De heer Irrgang (SP): Met zoveel woorden zegt de heer Voordewind dus
ook dat de uitkomst van dit debat voor zijn fractie niet hoeft te zijn
dat er mariniers meegaan op de schepen.
De heer Voordewind (ChristenUnie): Ik heb het als een optie genoemd in
de aanloop naar dit debat en andere debatten. Ik heb de brief van de
minister gelezen en heb ook gezien welke bezwaren hij heeft
aangekondigd en beschreven. Ik constateer tegelijkertijd dat de
Fransen het wel doen. Ik heb in mijn inbreng ook gezegd dat de Belgen
het doen. De Zwitsers staan op het punt om het te doen. Kortom, er
zijn mogelijkheden om het te doen. Ik constateer ook dat wij het al
hebben gedaan met de escortes van de WFP-schepen. Wij hebben daar
beveiligingsteams van mariniers op schepen geplaatst, weliswaar in
combinatie met escortes. Juridisch schijnt het dus mogelijk te zijn.

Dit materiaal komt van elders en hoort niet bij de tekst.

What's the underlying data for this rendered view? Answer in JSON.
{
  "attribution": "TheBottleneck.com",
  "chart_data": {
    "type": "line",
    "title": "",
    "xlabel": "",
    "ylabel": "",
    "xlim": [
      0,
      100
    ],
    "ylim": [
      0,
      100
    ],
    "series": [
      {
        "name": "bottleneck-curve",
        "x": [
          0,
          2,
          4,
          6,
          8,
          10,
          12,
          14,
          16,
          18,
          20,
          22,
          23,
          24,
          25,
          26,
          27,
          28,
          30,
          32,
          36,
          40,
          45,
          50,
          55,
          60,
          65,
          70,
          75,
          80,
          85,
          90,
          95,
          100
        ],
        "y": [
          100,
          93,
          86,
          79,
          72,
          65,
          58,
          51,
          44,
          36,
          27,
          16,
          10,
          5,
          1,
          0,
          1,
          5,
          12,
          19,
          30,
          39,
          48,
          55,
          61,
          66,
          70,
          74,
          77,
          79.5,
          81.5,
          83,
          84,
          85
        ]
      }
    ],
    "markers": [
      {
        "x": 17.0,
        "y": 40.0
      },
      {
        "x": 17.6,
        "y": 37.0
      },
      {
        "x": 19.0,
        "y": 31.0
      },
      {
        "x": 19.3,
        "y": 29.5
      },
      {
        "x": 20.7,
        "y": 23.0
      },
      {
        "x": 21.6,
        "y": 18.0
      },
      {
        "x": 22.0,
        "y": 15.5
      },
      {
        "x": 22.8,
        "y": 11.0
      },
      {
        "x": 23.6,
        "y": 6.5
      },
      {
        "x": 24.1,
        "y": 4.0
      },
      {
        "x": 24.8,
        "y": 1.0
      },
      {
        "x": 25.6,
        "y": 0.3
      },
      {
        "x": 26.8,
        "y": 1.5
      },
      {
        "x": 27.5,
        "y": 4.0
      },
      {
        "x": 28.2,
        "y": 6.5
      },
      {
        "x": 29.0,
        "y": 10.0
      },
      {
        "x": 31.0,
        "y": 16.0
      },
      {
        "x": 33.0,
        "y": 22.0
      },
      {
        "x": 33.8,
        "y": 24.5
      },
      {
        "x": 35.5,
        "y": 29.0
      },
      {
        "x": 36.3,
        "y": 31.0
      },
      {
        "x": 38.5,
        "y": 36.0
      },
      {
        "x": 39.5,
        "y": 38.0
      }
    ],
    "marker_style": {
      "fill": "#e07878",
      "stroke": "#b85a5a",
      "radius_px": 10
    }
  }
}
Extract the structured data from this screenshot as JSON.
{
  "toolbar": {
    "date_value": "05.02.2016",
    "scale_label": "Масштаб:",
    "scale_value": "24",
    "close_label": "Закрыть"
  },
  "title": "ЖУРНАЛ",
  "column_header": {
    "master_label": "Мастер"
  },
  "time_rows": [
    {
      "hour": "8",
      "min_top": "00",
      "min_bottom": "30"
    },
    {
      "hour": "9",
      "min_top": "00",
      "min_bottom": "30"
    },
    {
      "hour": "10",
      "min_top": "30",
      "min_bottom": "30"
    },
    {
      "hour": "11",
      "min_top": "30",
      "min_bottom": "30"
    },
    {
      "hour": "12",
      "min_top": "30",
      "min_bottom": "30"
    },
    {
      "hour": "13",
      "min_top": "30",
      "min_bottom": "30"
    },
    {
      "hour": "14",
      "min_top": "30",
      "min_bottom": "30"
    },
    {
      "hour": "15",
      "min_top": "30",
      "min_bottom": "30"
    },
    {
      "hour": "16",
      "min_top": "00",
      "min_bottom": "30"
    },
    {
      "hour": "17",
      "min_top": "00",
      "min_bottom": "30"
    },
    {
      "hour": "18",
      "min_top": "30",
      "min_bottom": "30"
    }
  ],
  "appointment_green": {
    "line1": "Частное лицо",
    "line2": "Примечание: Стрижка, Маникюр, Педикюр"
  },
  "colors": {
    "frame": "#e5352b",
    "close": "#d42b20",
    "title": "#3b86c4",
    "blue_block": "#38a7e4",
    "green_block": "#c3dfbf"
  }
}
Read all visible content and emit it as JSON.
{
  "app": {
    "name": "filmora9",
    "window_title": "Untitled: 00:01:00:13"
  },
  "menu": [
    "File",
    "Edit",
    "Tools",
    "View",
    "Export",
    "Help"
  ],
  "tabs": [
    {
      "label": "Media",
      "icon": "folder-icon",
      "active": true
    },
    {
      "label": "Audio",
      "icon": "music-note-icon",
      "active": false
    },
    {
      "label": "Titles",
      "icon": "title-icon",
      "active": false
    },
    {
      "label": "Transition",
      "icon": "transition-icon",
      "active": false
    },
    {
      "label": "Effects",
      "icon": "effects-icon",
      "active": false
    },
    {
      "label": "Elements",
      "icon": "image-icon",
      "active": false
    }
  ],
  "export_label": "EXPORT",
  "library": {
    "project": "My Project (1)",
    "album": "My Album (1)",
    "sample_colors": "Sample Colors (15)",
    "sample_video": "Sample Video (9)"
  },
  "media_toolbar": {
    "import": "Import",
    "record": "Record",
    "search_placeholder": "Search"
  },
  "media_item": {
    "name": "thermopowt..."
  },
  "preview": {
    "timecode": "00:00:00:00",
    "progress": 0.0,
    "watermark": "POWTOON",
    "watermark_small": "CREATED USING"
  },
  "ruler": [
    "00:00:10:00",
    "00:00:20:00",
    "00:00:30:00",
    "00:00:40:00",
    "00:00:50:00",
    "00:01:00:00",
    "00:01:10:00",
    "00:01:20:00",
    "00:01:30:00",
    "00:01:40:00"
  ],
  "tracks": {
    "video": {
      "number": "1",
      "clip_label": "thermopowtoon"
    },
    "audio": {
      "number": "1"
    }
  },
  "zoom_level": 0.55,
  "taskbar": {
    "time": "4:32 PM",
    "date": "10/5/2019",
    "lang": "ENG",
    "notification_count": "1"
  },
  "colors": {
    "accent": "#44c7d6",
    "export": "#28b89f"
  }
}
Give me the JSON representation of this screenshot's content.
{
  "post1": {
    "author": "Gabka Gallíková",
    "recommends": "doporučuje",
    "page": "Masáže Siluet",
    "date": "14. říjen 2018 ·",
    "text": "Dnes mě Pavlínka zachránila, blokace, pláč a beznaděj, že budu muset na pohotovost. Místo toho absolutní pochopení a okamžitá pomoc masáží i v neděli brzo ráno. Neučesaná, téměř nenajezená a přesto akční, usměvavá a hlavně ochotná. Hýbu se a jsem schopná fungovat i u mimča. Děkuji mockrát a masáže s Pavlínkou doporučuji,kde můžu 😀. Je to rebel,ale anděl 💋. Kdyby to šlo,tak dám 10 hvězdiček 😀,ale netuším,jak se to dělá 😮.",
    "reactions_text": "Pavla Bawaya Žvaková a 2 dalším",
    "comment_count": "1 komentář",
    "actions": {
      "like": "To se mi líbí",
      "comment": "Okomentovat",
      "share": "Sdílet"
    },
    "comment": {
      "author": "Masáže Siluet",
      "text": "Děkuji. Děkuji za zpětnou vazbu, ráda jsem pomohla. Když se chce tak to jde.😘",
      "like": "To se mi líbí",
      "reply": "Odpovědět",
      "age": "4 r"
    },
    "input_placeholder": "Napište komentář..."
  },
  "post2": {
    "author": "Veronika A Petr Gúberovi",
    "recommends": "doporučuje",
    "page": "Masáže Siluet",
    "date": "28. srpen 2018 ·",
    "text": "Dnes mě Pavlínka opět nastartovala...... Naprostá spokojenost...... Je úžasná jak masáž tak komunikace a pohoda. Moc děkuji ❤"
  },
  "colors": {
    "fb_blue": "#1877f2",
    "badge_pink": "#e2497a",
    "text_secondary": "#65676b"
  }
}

Ik vraag de minister om specifiek te kijken wat er voor deze
risicoschepen zou kunnen, in multilateraal verband of met eigen
capaciteit. Ik heb die suggestie een vorige keer al aangereikt als het
gaat om de mariniers, maar als het geen mariniers zijn, hoor ik graag
van de minister welke andere mogelijkheden hij ziet.